¿Qué es la coronafobia? Nuevo problema de salud mental por la pandemia

Para el año 2030, la Organización Mundial de la Salud (OMS) estima que los problemas de salud mental serán la principal causa de discapacidad en el mundo.

Según un informe del Ministerio de Sanidad español, el trastorno de ansiedad es el más frecuente: afecta al 6.7 por ciento de población (8.8 por ciento en mujeres, 4.5 por ciento en hombres).

Dentro de este espectro de problemas mentales, uno de los diagnósticos más frecuentes es el trastorno de ansiedad fóbica o fobia específica.

Las fobias tienen como punto de partida la emoción básica de miedo. Normalmente, tiene una función adaptativa para la supervivencia, que permite detectar amenazas inminentes reales y generar una respuesta apropiada frente a las mismas.

Pero cuando este miedo interfiere de forma negativa en el funcionamiento cotidiano de la persona en alguno de los ámbitos de su vida por ser persistente, desproporcionado, irracional e infundado, pierde su carácter adaptativo.

La pandemia de COVID ha erosionado la salud mental de una gran parte de la sociedad. Ha supuesto un aumento alarmante de los trastornos mentales. Los más prevalentes son la depresión y la ansiedad.

En el caso de las fobias asociadas a las pandemias (como la de COVID-19), se ha visto que las variables de diferencia individual como la falta de tolerancia a la incertidumbre; la vulnerabilidad percibida a la enfermedad o la propensión a la ansiedad parecen desempeñar un papel fundamental.

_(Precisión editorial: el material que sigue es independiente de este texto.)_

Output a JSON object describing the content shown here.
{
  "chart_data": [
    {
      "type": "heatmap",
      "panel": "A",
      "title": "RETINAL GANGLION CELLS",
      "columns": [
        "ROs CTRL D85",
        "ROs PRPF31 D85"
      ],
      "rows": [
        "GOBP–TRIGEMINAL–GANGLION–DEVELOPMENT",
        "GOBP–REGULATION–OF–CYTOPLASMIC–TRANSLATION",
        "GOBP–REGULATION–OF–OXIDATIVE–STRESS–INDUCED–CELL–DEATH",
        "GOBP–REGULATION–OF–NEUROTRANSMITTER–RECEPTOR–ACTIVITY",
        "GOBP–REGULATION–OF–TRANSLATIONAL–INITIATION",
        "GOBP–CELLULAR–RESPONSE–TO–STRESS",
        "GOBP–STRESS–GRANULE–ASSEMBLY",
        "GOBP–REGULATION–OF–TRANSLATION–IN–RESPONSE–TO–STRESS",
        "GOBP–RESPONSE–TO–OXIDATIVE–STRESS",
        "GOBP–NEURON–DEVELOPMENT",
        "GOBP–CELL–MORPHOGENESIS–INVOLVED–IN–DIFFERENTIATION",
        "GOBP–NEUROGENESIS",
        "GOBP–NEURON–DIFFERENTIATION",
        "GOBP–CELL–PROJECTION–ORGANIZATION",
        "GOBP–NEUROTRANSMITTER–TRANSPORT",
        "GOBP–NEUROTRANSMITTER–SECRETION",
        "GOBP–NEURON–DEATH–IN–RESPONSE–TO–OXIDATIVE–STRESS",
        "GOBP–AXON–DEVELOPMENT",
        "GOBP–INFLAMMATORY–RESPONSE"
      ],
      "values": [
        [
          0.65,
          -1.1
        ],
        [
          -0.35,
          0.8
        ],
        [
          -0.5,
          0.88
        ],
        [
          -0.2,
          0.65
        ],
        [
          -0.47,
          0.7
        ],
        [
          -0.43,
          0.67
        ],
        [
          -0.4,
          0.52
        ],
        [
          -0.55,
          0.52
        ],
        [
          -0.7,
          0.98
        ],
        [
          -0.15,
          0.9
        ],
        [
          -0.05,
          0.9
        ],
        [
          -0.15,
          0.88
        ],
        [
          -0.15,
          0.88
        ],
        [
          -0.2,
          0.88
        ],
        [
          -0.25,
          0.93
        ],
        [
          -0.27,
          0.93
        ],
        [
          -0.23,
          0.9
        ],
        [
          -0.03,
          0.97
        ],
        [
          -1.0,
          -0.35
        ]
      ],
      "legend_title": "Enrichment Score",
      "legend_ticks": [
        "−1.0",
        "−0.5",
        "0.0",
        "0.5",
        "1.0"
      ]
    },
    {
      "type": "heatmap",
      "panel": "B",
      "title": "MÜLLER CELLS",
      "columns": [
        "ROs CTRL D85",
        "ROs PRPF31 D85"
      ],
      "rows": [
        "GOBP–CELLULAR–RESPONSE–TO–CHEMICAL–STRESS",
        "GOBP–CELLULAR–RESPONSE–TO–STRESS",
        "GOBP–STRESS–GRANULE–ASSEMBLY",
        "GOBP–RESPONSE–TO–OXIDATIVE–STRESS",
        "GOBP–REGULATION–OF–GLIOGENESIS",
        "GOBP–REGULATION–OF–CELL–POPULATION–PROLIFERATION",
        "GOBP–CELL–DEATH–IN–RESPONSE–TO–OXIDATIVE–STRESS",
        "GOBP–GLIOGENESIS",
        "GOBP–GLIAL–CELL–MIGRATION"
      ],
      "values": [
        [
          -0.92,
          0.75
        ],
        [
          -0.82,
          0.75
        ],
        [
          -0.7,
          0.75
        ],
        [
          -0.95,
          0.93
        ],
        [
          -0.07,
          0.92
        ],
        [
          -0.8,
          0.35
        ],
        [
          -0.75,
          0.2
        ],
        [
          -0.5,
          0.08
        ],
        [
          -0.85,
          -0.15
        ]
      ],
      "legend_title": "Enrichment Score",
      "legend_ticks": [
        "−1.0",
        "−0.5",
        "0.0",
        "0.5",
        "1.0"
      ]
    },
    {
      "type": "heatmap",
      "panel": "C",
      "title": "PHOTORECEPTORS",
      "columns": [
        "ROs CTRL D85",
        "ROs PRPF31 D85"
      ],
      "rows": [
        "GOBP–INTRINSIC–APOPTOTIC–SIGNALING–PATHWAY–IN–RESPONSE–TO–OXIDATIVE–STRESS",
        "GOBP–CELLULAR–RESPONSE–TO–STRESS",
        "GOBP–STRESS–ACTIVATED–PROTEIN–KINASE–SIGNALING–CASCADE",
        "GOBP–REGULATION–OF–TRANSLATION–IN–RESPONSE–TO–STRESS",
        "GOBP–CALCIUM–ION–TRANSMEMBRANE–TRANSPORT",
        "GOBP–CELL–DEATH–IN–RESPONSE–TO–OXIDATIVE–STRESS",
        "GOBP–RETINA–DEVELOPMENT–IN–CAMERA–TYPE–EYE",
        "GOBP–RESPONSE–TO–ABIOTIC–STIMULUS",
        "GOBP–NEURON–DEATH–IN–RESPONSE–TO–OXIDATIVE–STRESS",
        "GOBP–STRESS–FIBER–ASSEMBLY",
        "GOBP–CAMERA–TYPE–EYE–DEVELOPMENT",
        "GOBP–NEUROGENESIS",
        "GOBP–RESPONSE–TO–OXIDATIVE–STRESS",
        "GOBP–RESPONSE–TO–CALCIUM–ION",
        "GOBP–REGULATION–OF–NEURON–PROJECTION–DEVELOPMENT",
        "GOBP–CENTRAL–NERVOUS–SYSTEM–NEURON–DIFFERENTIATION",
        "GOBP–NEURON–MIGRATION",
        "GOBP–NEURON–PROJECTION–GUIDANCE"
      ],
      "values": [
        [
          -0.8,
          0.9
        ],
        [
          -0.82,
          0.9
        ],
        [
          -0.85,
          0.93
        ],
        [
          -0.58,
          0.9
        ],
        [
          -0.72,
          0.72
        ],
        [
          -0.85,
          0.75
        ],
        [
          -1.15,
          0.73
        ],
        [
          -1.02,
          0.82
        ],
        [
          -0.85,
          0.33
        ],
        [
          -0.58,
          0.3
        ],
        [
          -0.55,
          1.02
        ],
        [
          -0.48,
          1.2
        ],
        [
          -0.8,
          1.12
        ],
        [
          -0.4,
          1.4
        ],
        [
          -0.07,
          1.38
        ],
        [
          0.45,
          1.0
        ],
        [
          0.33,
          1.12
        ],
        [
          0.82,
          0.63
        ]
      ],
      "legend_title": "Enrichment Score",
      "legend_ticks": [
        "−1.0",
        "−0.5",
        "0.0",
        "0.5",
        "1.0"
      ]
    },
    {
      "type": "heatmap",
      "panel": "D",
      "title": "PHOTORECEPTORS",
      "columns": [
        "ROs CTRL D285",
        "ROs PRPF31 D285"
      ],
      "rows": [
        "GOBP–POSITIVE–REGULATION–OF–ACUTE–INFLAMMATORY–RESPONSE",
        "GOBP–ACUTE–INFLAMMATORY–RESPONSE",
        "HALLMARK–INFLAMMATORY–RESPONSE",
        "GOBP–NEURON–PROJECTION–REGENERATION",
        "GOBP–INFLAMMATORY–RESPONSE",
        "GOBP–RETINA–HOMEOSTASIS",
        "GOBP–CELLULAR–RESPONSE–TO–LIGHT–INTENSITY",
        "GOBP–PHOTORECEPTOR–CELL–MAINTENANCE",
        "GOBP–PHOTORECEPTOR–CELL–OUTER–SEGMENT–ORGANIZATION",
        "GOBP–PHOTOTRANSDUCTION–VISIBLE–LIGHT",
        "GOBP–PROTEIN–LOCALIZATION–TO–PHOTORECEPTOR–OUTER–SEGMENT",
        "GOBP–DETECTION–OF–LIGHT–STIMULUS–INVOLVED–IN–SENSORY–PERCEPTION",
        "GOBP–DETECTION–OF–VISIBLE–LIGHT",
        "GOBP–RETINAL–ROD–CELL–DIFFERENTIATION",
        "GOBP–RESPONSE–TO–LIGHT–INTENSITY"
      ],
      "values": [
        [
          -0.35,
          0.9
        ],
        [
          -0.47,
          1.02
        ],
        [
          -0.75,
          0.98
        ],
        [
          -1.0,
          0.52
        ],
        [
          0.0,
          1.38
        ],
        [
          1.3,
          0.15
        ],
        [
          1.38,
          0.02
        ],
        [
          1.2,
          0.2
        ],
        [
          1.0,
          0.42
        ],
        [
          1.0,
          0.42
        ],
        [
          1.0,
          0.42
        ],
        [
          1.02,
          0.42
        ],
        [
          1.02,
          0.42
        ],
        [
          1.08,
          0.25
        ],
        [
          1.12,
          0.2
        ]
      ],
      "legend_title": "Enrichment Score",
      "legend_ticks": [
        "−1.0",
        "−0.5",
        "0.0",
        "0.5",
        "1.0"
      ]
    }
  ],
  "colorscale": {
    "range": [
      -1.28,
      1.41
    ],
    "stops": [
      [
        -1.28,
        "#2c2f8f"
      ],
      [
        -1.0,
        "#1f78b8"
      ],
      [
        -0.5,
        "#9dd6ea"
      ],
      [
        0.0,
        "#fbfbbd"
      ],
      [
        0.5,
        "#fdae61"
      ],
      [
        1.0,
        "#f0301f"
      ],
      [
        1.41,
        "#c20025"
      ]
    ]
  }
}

La medida del confinamiento impuesta en todos los países al inicio de la pandemia llevó a un aislamiento. Lo que da como resultado una reducción drástica del contacto físico y social y una afectación de la salud mental. En este proceso también participaron las restricciones en el ocio y tiempo libre.

Las consecuencias de ello han sido diversas en relación con la salud mental de las personas. Por un lado, asociado directamente al aislamiento social destaca la agorafobia, un trastorno de ansiedad fóbica en el que la persona experimenta un miedo intenso ante lugares o situaciones de los cuales sería difícil huir o pedir ayuda en caso de urgencia.

‘Coronafobia’ y otras fobias asociadas al contagio

A un lado, una de las fobias que la actual pandemia ha generado de forma específica es la conocida como ‘coronafobia’, una ansiedad excesiva a contraer el COVID.

Los individuos con este miedo extremo tienden a experimentar un conjunto de síntomas fisiológicos desagradables desencadenados por pensamientos o información relacionada con esta enfermedad.

De igual forma, el miedo excesivo al contagio está relacionado con el trastorno obsesivo compulsivo (TOC), otra alteración relacionada con la ansiedad cuyos síntomas pueden verse exacerbados en el contexto del COVID.

El DSM V define el TOC como la presencia de obsesiones, compulsiones o ambas. En primer lugar, las obsesiones son pensamientos, impulsos o imágenes recurrentes y persistentes no deseadas. Por ejemplo, en el contexto de la pandemia, la idea de contagiarse o de contagiar a los seres queridos.

En segundo lugar, las compulsiones pueden aparecer para hacer frente al malestar generado por las obsesiones en forma de comportamientos repetitivos que la persona aplica de manera rígida.

Por ejemplo, lavarse las manos con frecuencia se ha planteado como una medida de prevención más frente a la infección. Sin embargo, esta conducta suele ser una compulsión frecuente del TOC asociado a la contaminación. Así, esta acción que es adecuada y saludable (no solo en época de pandemia si no de forma general) puede convertirse en la base del aumento de la prevalencia del TOC asociado al COVID.

La coronafobia es un problema relativamente nuevo dado que se trata de una fobia específicamente asociada al COVID. Pero existen estudios sobre fobias relacionadas con otras enfermedades infecciosas.